La capital de la Plana almacena recuerdos, como se tratara de insignificantes souvenirs, de casi todos los regímenes que ha tenido España en los últimos dos siglos. Ya hemos hablado, en estas mismas páginas dominicales, de la huella que dejó la adscripción a la causa liberal con el Obelisco del parque de Ribalta, erigido en memoria de los héroes del sitio de 1837. Y lo mismo sucede con el mural del salón de plenos y con el laurel ya desaparecido de la plaza Mayor, que ahora reverdece en la plaza de la Muralla. También, de la evocación que nos dejó el breve reinado de Amadeo de Saboya, con la concesión de un huerto para los sogueros que atendían la industria del cáñamo.

En una ocasión anterior también nos referimos, a la contribución de Cardona Vives para que el pronunciamiento de Martínez Campos a favor de la restauración de Alfonso XII no tuviera lugar en Castelló y se realizara en Sagunto. De este modo el que quiera evocar a este rey no hallará en nuestras calles más que el eco difuso de sus amantes de la Plana y el puesto de castañas de la Porta del Sol, ahora vacío, que le fue concedido a perpetuidad a Águeda Urban, por haber bailado en la boda con María de Mercedes.

Después, ya con su hijo Alfonso XIII instalado en el trono, Castelló se preparó para recibir su visita, pero, de ésta, no han sobrevivido los tres hitos que la protagonizaron.
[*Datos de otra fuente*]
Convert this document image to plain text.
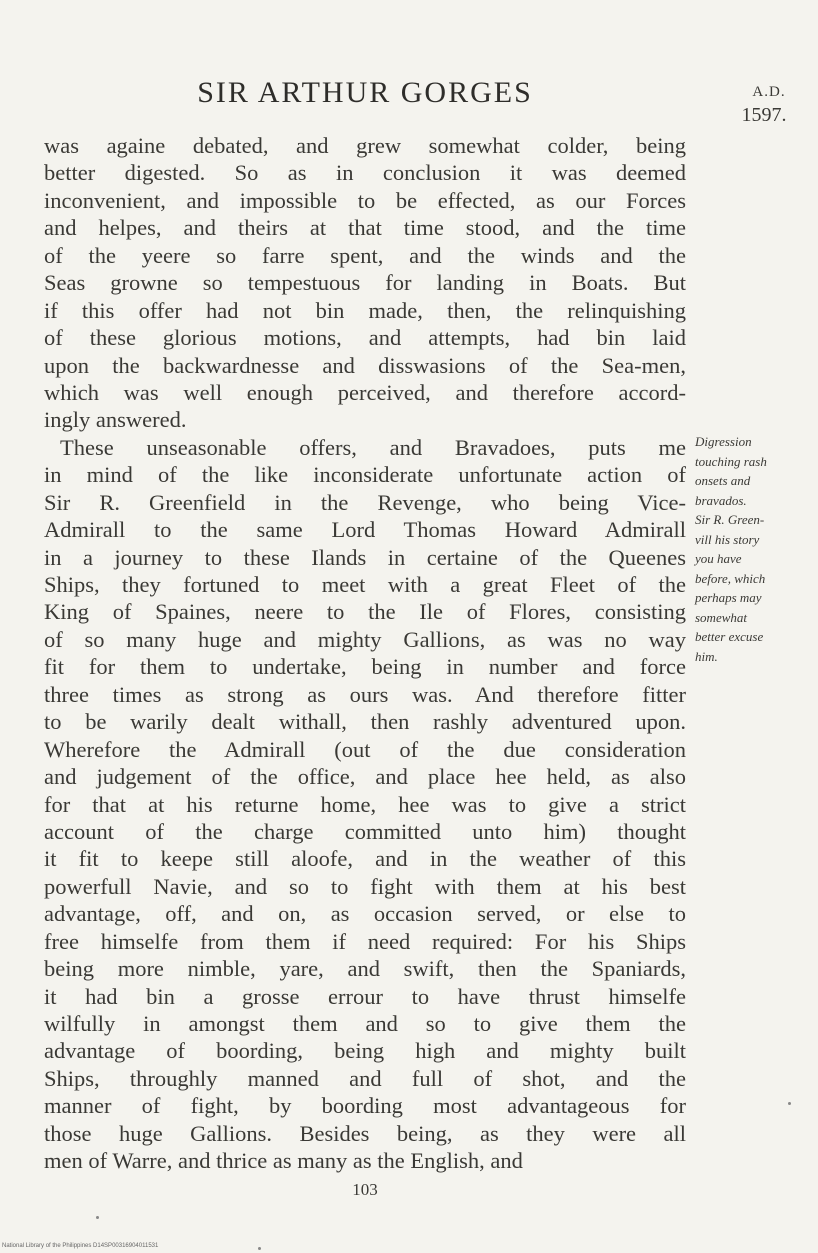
SIR ARTHUR GORGES	A.D.
1597.
was againe debated, and grew somewhat colder, being
better digested. So as in conclusion it was deemed
inconvenient, and impossible to be effected, as our Forces
and helpes, and theirs at that time stood, and the time
of the yeere so farre spent, and the winds and the
Seas growne so tempestuous for landing in Boats. But
if this offer had not bin made, then, the relinquishing
of these glorious motions, and attempts, had bin laid
upon the backwardnesse and disswasions of the Sea-men,
which was well enough perceived, and therefore accord-
ingly answered.
These unseasonable offers, and Bravadoes, puts me
in mind of the like inconsiderate unfortunate action of
Sir R. Greenfield in the Revenge, who being Vice-
Admirall to the same Lord Thomas Howard Admirall
in a journey to these Ilands in certaine of the Queenes
Ships, they fortuned to meet with a great Fleet of the
King of Spaines, neere to the Ile of Flores, consisting
of so many huge and mighty Gallions, as was no way
fit for them to undertake, being in number and force
three times as strong as ours was. And therefore fitter
to be warily dealt withall, then rashly adventured upon.
Wherefore the Admirall (out of the due consideration
and judgement of the office, and place hee held, as also
for that at his returne home, hee was to give a strict
account of the charge committed unto him) thought
it fit to keepe still aloofe, and in the weather of this
powerfull Navie, and so to fight with them at his best
advantage, off, and on, as occasion served, or else to
free himselfe from them if need required: For his Ships
being more nimble, yare, and swift, then the Spaniards,
it had bin a grosse errour to have thrust himselfe
wilfully in amongst them and so to give them the
advantage of boording, being high and mighty built
Ships, throughly manned and full of shot, and the
manner of fight, by boording most advantageous for
those huge Gallions. Besides being, as they were all
men of Warre, and thrice as many as the English, and
Digression
touching rash
onsets and
bravados.
Sir R. Green-
vill his story
you have
before, which
perhaps may
somewhat
better excuse
him.
103
National Library of the Philippines D14SP00316904011531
De una parte la callejuela del Pes de la Farina (detrás de la arciprestal de Santa María) que, por su estrechez, impidió que el carruaje regio maniobrase para salir del laberíntico entorno de la plaza del ayuntamiento. De otro lado, la Panderola, que descarriló con el rey como ilustre pasajero y el gen tío tuvo que auparla de nuevo sobre las vías. Y, por último, la casa de los baños de la calle Navarra que regentó «el Reiet», un individuo del que se llegó a decir que era hermano natural del monarca.

Del tiempo de la dictadura de Primo de Rivera nos queda la Farola, el monumento lumínico en hierro con el que se conmemoró la coronación de la Lledonera.

Ecos de las dos repúblicas

La Segunda República nos legó una impronta que aún perdura y que, contra todo pronóstico, sobrevivió durante el franquismo. Así, presidiendo la cornisa de la Cámara Agraria, del Camí de Lledó, se puede contemplar un escudo de España con la corona murada que sustituyó a la corona de los borbones. Lo mismo sucede en el edificio de Correos y Telégrafos que, habiéndose concluido en 1932, también introdujo esta simbología en los azulejos. Pero en los días sucesivos al 14 de abril de 1931, la sinyó Pepeta, vecina de la plaza Tetuán, fue despertada por el ruido de la piqueta; era el estruendo que provocaban los que estaban retirando el escudo monárquico que lucía este bello edificio modernista.

Como siempre sucede, casi se nos olvida el corto período de la Primera República (1873-74). De ella sólo se conserva (en el museo de Fadrell) la placa del vial que la ciudad dedicó a su presidente Francesc Pi i Margall (hoy, calle Trinidad). El mérito de que se salvaguarde se debe a dos personas: el señor Sanchis, de confesas afinidades republicanas, y Vicente Pla, el último alcalde franquista. El primero halló abandonada la placa en la perrera municipal y fue a pedírsela al jerarca Pancheta. Éste no quiso entregársela, esgrimiendo un curioso pretexto: «Ferran, ¿qui sap si algun dia no la volen tornar a posar al puesto?